In the study area, the maximum habitat suitability observed at slopes greater than 30 degree. In the words of Almasieh et al. (2019) and Kouchali et al. (2019), brown bear prefers steep slopes for its safety and better nesting. Other variables such as annual precipitation and annual mean temperature had low percentage contribution and were insignificant in modelling, possibly because of their low variation over the study area. In general, we found that potential habitats of brown bear have been affected by population growth and LULC changes and that the combination of modelling and remote sensing techniques is a practical tool for assessing habitat loss and degradation and can be used for other species, too.

Conclusions

This study demonstrated that integrating Maxent species distribution model and remote sensing image classification is a practical approach in predicting habitat suitability of brown bear and assessing habitat changes and degradation over time. Conservation of the Zagros forests is highly important as they have a critical importance for wildlife and human and encompass slow-growing trees that need years to become mature. Anthropogenic interventions and most importantly the conversion of natural lands and dam construction were the main reasons behind species habitat loss and isolation.

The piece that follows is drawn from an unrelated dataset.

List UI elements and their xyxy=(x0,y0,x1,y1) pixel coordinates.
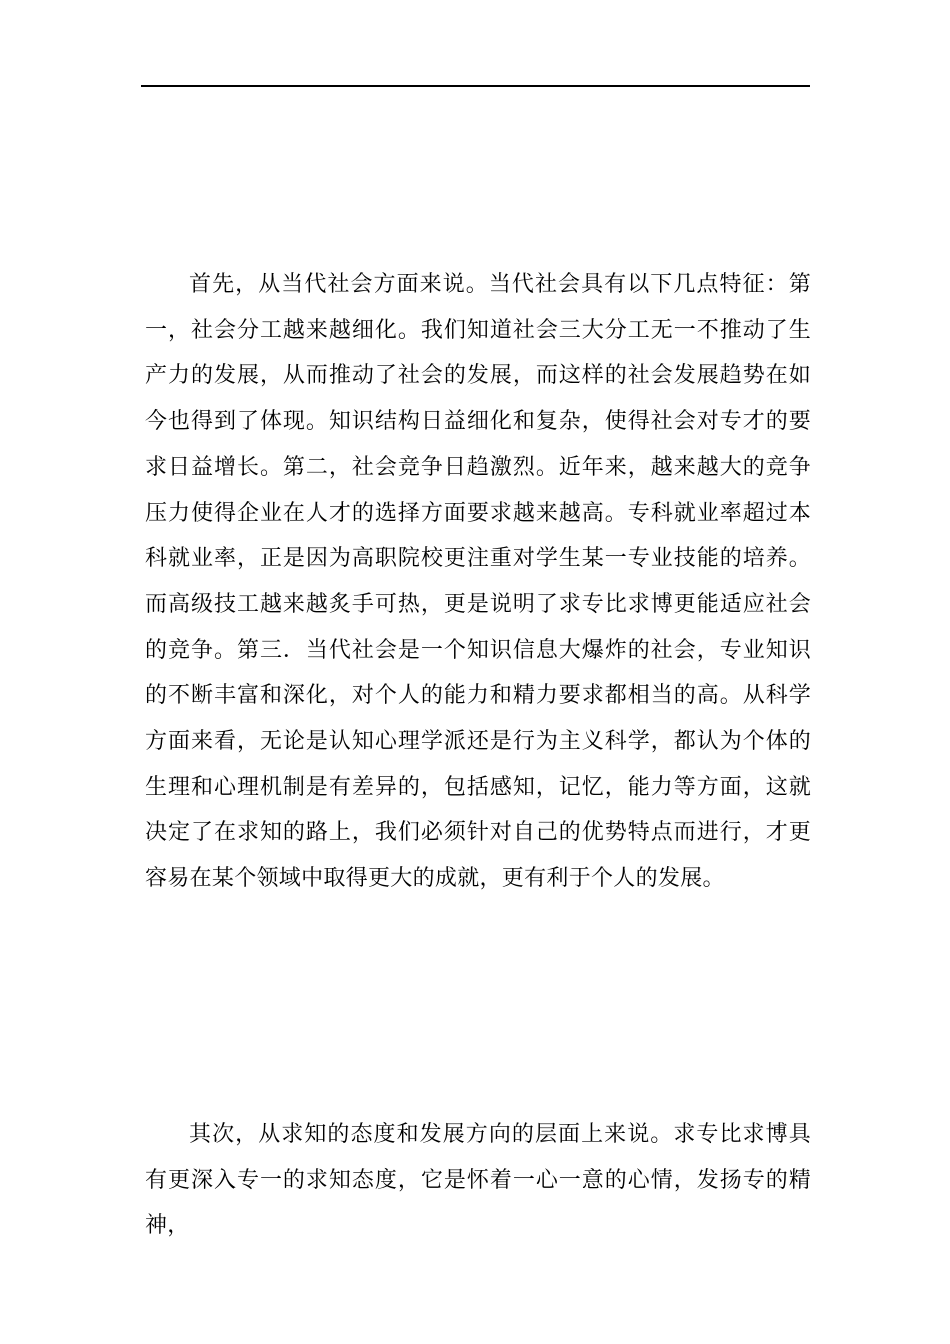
paragraph-1: 首先，从当代社会方面来说。当代社会具有以下几点特征：第一，社会分工越来越细化。我们知道社会三大分工无一不推动了生产力的发展，从而推动了社会的发展，而这样的社会发展趋势在如今也得到了体现。知识结构日益细化和复杂，使得社会对专才的要求日益增长。第二，社会竞争日趋激烈。近年来，越来越大的竞争压力使得企业在人才的选择方面要求越来越高。专科就业率超过本科就业率，正是因为高职院校更注重对学生某一专业技能的培养。而高级技工越来越炙手可热，更是说明了求专比求博更能适应社会的竞争。第三．当代社会是一个知识信息大爆炸的社会，专业知识的不断丰富和深化，对个人的能力和精力要求都相当的高。从科学方面来看，无论是认知心理学派还是行为主义科学，都认为个体的生理和心理机制是有差异的，包括感知，记忆，能力等方面，这就决定了在求知的路上，我们必须针对自己的优势特点而进行，才更容易在某个领域中取得更大的成就，更有利于个人的发展。 xyxy=(145,272,811,892)
header-rule xyxy=(141,85,810,87)
paragraph-2: 其次，从求知的态度和发展方向的层面上来说。求专比求博具有更深入专一的求知态度，它是怀着一心一意的心情，发扬专的精神， xyxy=(145,1122,811,1239)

There should be more study of dam site selection by considering possible degradation to endangered species potential habitats. Brown bear and oak trees have mutualistic relationships, in which brown bear is provided with ecological requirements like food sources and shelter and in exchange brown bear contributes in dispersal of plant seeds and forests’ regeneration. This relationship becomes more vital when both forests and brown bear are threatened by LULC change and deforestation. These characteristics make brown bear an ecologically important agent of dispersing fertilized seeds in degraded oak forests and finally an essential part of reforestation efforts. So considering the indispensable role of brown bear in the Zagros ecosystem, especially in the regions experiencing rapid environmental changes, it is very important to plan conservation programs and implement conservation treatment for this species. Overall, the approach presented here provides a clear methodological pathway to better understanding of how LULC changes influence species suitable habitat during a specified timeframe. This approach can be simply used for assessing habitat condition of a large variety of species, helping conservation and restoration programs.